This
article shows how to stablish the EJB instantiation
in JBoss 7.1.1.Final. From a performance point of view, it must be thought how
many instances of a stateless bean must be alive at the same time along the
application lifecycle.
This
article is focused on the standalone JBoss execution mode.
In order to
change the maximum number of instances that the application server
manage, the following part of the
JBOSS_HOME\standalone\configuration\standalone.xml must be changed:
<subsystem xmlns="urn:jboss:domain:ejb3:1.2">
<session-bean>
<stateless>
<bean-instance-pool-ref pool-name="slsb-strict-max-pool"/>
</stateless>
<stateful
default-access-timeout="5000" cache-ref="simple"/>
<singleton default-access-timeout="5000"/>
</session-bean>
<pools>
<bean-instance-pools>
<strict-max-pool name="slsb-strict-max-pool"
max-pool-size="10" instance-acquisition-timeout="1"
instance-acquisition-timeout-unit="MINUTES"/>
<strict-max-pool name="mdb-strict-max-pool"
max-pool-size="20" instance-acquisition-timeout="5"

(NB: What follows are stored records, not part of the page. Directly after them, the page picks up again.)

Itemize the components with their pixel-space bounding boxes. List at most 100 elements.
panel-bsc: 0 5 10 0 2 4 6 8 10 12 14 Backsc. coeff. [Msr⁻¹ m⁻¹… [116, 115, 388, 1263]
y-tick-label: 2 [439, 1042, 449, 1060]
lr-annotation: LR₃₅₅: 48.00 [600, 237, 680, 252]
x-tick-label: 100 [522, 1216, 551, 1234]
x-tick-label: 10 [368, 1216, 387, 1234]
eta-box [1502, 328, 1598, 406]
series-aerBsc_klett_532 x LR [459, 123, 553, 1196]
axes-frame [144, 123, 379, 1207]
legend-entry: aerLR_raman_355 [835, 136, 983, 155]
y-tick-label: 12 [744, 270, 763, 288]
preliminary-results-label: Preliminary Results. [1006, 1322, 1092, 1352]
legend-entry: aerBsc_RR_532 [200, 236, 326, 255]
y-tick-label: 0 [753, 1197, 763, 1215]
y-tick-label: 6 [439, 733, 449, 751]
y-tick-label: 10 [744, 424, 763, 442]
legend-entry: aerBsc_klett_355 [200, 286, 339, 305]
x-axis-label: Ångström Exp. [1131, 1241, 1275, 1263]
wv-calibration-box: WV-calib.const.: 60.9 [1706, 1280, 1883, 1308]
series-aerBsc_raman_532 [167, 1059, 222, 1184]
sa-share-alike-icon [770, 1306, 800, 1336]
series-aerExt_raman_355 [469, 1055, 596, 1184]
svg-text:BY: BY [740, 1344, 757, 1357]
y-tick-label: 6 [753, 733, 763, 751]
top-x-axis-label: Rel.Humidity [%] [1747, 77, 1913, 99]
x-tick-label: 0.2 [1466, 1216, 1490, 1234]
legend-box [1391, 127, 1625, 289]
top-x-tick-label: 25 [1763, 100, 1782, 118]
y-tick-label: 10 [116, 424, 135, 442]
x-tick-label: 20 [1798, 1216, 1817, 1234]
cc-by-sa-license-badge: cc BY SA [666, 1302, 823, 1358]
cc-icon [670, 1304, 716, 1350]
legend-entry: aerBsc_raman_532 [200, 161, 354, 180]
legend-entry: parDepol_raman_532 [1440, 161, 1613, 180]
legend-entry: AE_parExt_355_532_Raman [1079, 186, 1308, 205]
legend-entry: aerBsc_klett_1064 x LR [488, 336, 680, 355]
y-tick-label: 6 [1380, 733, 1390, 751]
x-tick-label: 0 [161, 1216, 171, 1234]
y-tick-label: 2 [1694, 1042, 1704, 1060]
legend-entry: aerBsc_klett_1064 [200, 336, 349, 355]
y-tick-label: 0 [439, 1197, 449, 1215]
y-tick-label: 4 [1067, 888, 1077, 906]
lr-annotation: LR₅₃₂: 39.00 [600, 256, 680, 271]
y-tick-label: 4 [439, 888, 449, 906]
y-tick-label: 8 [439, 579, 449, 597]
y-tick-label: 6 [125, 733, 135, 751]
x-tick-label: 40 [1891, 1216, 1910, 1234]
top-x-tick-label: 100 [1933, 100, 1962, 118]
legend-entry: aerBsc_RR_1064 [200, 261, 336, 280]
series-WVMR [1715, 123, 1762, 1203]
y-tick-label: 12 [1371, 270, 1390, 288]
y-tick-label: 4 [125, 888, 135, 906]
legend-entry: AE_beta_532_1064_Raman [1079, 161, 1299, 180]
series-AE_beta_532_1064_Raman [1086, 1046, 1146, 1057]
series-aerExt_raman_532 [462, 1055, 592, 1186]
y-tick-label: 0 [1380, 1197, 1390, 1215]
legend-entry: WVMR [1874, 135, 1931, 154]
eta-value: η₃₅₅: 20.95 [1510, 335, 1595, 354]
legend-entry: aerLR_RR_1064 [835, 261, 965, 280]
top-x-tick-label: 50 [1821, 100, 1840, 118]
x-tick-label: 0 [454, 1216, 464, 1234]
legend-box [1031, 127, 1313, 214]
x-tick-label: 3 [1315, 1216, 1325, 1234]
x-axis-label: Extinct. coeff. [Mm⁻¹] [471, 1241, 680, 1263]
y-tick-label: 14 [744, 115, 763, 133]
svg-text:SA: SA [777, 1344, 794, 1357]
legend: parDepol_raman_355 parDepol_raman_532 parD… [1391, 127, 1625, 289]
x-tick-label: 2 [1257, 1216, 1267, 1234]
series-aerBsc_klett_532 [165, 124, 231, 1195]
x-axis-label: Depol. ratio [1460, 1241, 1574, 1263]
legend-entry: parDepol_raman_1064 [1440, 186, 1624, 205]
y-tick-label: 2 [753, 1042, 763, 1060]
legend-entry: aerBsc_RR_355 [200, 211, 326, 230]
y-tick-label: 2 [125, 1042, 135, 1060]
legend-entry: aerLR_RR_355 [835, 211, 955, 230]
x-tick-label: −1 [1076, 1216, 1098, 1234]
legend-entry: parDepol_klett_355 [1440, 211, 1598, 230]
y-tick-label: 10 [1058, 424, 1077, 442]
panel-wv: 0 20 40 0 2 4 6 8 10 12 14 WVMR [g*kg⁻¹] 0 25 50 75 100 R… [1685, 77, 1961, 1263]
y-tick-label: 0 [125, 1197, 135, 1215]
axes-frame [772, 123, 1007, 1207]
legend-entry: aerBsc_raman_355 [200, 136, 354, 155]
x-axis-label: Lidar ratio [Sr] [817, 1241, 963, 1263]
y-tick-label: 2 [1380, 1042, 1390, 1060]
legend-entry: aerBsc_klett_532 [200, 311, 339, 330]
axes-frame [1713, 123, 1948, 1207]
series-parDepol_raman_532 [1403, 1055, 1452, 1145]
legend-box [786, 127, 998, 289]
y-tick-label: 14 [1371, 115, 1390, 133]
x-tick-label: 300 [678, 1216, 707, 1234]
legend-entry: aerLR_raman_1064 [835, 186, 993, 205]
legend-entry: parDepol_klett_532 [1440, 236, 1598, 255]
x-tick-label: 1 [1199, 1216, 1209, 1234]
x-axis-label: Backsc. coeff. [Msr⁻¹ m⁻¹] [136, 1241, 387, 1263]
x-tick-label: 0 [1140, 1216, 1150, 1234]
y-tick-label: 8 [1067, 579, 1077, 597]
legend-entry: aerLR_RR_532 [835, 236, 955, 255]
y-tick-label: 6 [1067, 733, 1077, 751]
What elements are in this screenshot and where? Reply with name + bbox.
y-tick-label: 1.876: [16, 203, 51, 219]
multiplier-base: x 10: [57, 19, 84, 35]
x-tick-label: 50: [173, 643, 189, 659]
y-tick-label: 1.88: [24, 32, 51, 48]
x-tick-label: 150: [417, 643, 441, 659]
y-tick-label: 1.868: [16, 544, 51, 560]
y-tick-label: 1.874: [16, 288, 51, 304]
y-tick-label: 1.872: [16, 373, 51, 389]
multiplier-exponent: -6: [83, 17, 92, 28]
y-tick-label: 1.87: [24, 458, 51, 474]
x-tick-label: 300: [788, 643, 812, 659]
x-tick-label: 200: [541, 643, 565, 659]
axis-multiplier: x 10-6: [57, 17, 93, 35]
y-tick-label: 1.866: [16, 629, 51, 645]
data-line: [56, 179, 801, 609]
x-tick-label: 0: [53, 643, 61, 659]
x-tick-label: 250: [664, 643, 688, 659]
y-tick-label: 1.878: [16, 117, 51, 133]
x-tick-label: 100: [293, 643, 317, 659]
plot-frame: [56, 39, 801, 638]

instance-acquisition-timeout-unit="MINUTES"/>
</bean-instance-pools>
</pools>
The strict-max-pool tag has two
properties:
·
name: Specify the pool of the stateless beans if
the value is “slsb-strit-max-pool-size”.
·
max-pool-size specify indeed, the number of max bean
instances.
How the
application server instantiates the several instances?
It has its
own strategy for doing so. That is to say, the bean instances are not created
eagerly but they are created by demand, when JBoss considers.